Spore-forming, rod-shaped bacterium, aerobic to facultative aerobe, proteolytic.
Saprophytic aerobic Gram-positive spore-bearing bacillus, shorter than B. anthracis. Found often in milk and cream, causing a failed methylene blue test.
A gram-positive spore forming food pathogen that causes two types of food poisoning syndromes: emesis and diarrhea. Type 1, the emetic syndrome, is caused by the production of a heat-stable cereulide (a small, heat-stable dodecadepsipeptide), which can damage the host cell mitochondria and in rare cases cause liver damage. Foods containing large amounts of rice are more likely to cause the type 1 syndrome. The emetic toxin may not be destroyed by brief cooking. Type 2, the diarrheal syndrome, is caused by production of the heat-labile enterotoxins hemolysin BL and nonhemolytic enterotoxin.

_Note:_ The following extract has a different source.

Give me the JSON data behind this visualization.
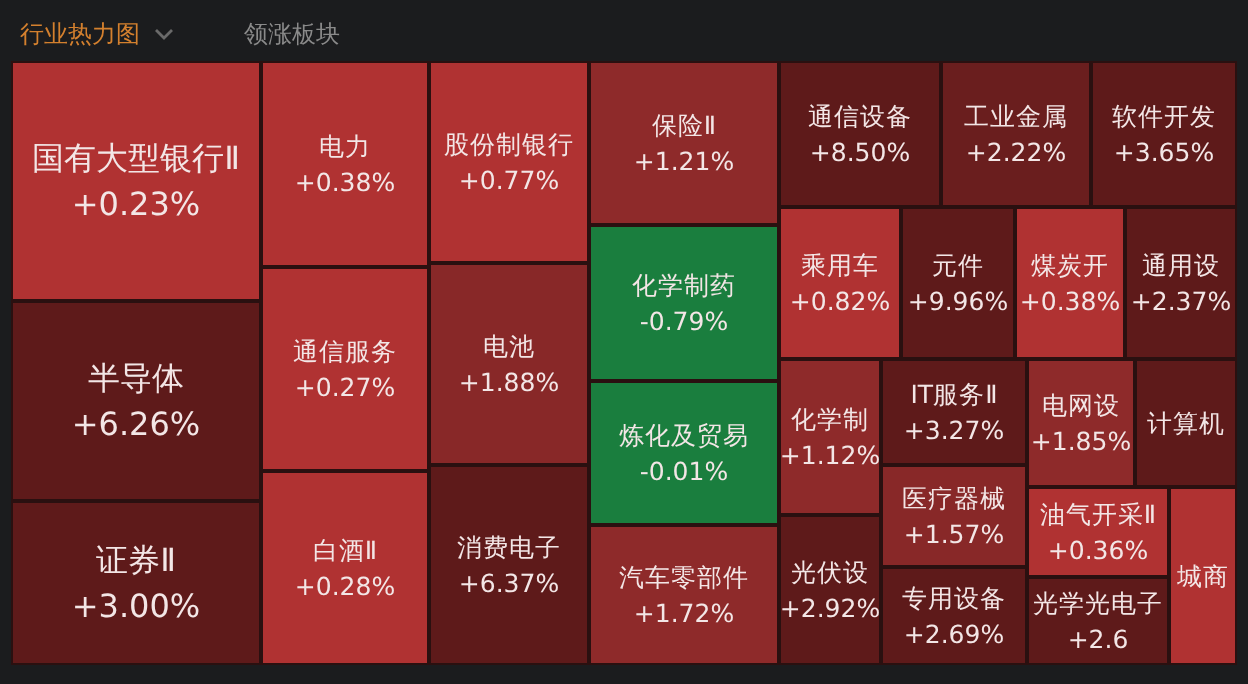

These enterotoxins stimulate the adenylate cyclase-cyclic adenosine monophosphate system in intestinal epithelial cells, leading to profuse watery diarrhea. Foods commonly associated with type 2 syndrome are meat and vegetables.
A type of bacteria that is occasionally capable of movement, and can thrive in the presence of oxygen (aerobic) or survive without it (facultatively anaerobic). This spore-forming bacterium is commonly found in soil where it acts as a saprophyte, breaking down organic matter. It is known for causing food poisoning through the production of an enterotoxin in contaminated foods. This bacteria’s ability to form spores and its presence in various environments make it a significant concern in food safety, as it can lead to serious health issues when ingested through contaminated food.